Table 2 shows the %RCs derived from multiple measurements of the average diameter and volume of subsolid nodules. The RC of measurements in the images of the 120 kVp tube voltage and 30 mAs tube current-time product obtained by conventional single-energy CT was lower with iterative reconstruction (iDose⁴ level 5) than the RC with filtered back projection. The RC of average diameter measurement significantly improved. However, monoenergetic images taken from the same 30 mAs tube current-time product resulted in significantly lower RC than the images with iterative reconstruction. Additionally, the high energy level (60 keV or higher) monoenergetic images with reduced radiation dose of 15 mAs tube current-time product yielded a lower point estimate of RC, compared with the images with 30 mAs tube current-time product and iterative reconstruction. The RC calculated from monoenergetic images with 10 mAs tube current-time product showed mixed results when compared with the RC from the conventional single-energy CT images with iterative reconstruction. In conventional single-energy CT, when the radiation dose was reduced by using the 15 mAs tube current-time product, the RC increased relative to the proxy for NLST. However, when iterative reconstruction was applied to the images with 15 mAs tube current-time product, measurement repeatability was comparable to that of the proxy for NLST. Of note, 100 keV monoenergetic images with 10 mAs tube current-time product showed significantly better repeatability in both average diameter and volume measurements than the images with 15 mAs tube current-time product and iterative reconstruction.

Discussion

Our study’s aim was to determine whether the repeatability of subsolid nodule measurement can be controlled by using virtual monoenergetic images. In the lung cancer screening guidelines, such as lung-RADS and NCCN guideline, the average diameter is used as the size criterion for nodule follow-up and management (2,3); in the Dutch-Belgian NELSON trial, the volume was used as a similar criterion (18). Naturally, the determination of nodule follow-up and management in lung cancer screening are not based on the actual size of the nodules in surgical specimens, but on the size measured on CT and changes in size over time. Therefore, rather than focusing on the measurement accuracy of how closely the actual nodule size is measured, our study focused on the measurement precision of subsolid nodules, showing how average diameter and volume on low-dose CT were measured consistently to determine their sizes and changes.

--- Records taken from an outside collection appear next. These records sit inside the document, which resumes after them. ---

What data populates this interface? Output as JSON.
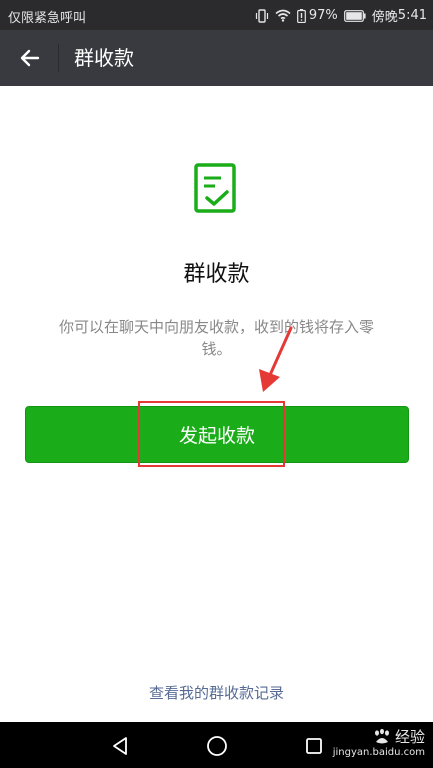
{
  "status_bar": {
    "left_text": "仅限紧急呼叫",
    "battery": "97%",
    "carrier": "傍晚",
    "time": "5:41",
    "icons": [
      "vibrate-icon",
      "wifi-icon",
      "battery-alert-icon",
      "battery-icon"
    ]
  },
  "header": {
    "title": "群收款",
    "back_icon": "back-arrow-icon"
  },
  "main": {
    "icon": "checklist-icon",
    "heading": "群收款",
    "description": "你可以在聊天中向朋友收款，收到的钱将存入零钱。",
    "primary_button": "发起收款",
    "records_link": "查看我的群收款记录"
  },
  "nav_bar": {
    "buttons": [
      "back-triangle-icon",
      "home-circle-icon",
      "recent-square-icon"
    ]
  },
  "watermark": {
    "brand": "经验",
    "url": "jingyan.baidu.com"
  },
  "colors": {
    "status_bg": "#2b2b2d",
    "header_bg": "#393a3f",
    "accent_green": "#1aad19",
    "link_blue": "#576b95",
    "annotation_red": "#e53935"
  }
}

We used calculated RC from 30 CT images from a conventional single-energy CT with a scan protocol of 120 kVp tube voltage, 30 mAs tube current-time product and filtered back projection, as a proxy for measurement repeatability in NLST. It is reasonable to assume that the measurement repeatability calculated from our proxy for NLST, which used a 64 detector-row CT machine with typical NLST protocol, is not inferior to the mean measurement repeatability of actual NLST protocols, which typically used 4- to 16-channel CT machines (14). Therefore, our results conservatively reflect the degree to which the monoenergetic image enhances measurement repeatability.

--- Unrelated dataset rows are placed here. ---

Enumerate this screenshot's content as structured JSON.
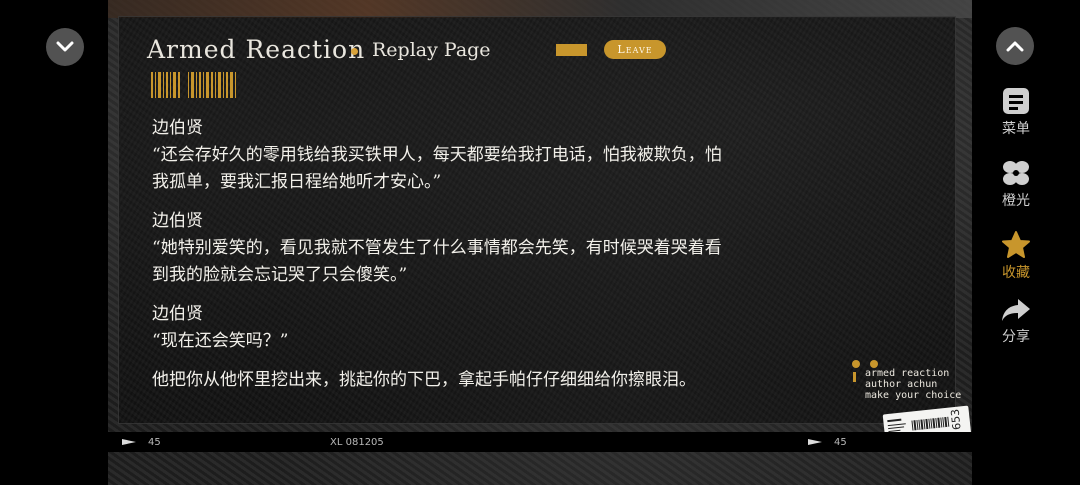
{
  "header": {
    "title": "Armed  Reaction",
    "subtitle": "Replay Page",
    "leave_label": "Leave"
  },
  "dialogue": [
    {
      "speaker": "边伯贤",
      "lines": [
        "“还会存好久的零用钱给我买铁甲人，每天都要给我打电话，怕我被欺负，怕",
        "我孤单，要我汇报日程给她听才安心。”"
      ]
    },
    {
      "speaker": "边伯贤",
      "lines": [
        "“她特别爱笑的，看见我就不管发生了什么事情都会先笑，有时候哭着哭着看",
        "到我的脸就会忘记哭了只会傻笑。”"
      ]
    },
    {
      "speaker": "边伯贤",
      "lines": [
        "“现在还会笑吗？”"
      ]
    },
    {
      "speaker": "",
      "lines": [
        "他把你从他怀里挖出来，挑起你的下巴，拿起手帕仔仔细细给你擦眼泪。"
      ]
    }
  ],
  "credit": {
    "line1": "armed reaction",
    "line2": "author achun",
    "line3": "make your choice"
  },
  "footer": {
    "left_number": "45",
    "center_code": "XL 081205",
    "right_number": "45"
  },
  "ticket": {
    "text": "653"
  },
  "side_menu": [
    {
      "label": "菜单",
      "icon": "menu-icon",
      "color": "#cfcfcf"
    },
    {
      "label": "橙光",
      "icon": "orange-light-icon",
      "color": "#cfcfcf"
    },
    {
      "label": "收藏",
      "icon": "star-icon",
      "color": "#c8962c"
    },
    {
      "label": "分享",
      "icon": "share-icon",
      "color": "#cfcfcf"
    }
  ],
  "colors": {
    "accent": "#c8962c",
    "text": "#f2f0ea"
  }
}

Our study results show that monoenergetic images increase repeatability in measurement of the average diameter and volume of subsolid nodules. When compared with the proxy for NLST, the use of monoenergetic images with reduced radiation dose (tube current-time product of 50% or 33%) lowered the point estimate of the RC, which indicated that measurement repeatability was improved, even with lower radiation risks. In monoenergetic images with tube current-time product of 15 mAs, the calculated RCs of 70, 80, 100, and 110 keV were significantly lower than the RC of the proxy for NLST, both in average diameter and volume measurement. In contrast, the RC of the volume measurement was significantly worse when the tube current-time product was reduced to 15 mAs in the conventional single-energy CT. When compared with conventional single-energy CT images using 30 mAs and iterative reconstruction (iDose⁴ level 5), the point estimates of RC calculated from monoenergetic images of high energy level (60 keV or higher) were lower, even with reduced radiation dose.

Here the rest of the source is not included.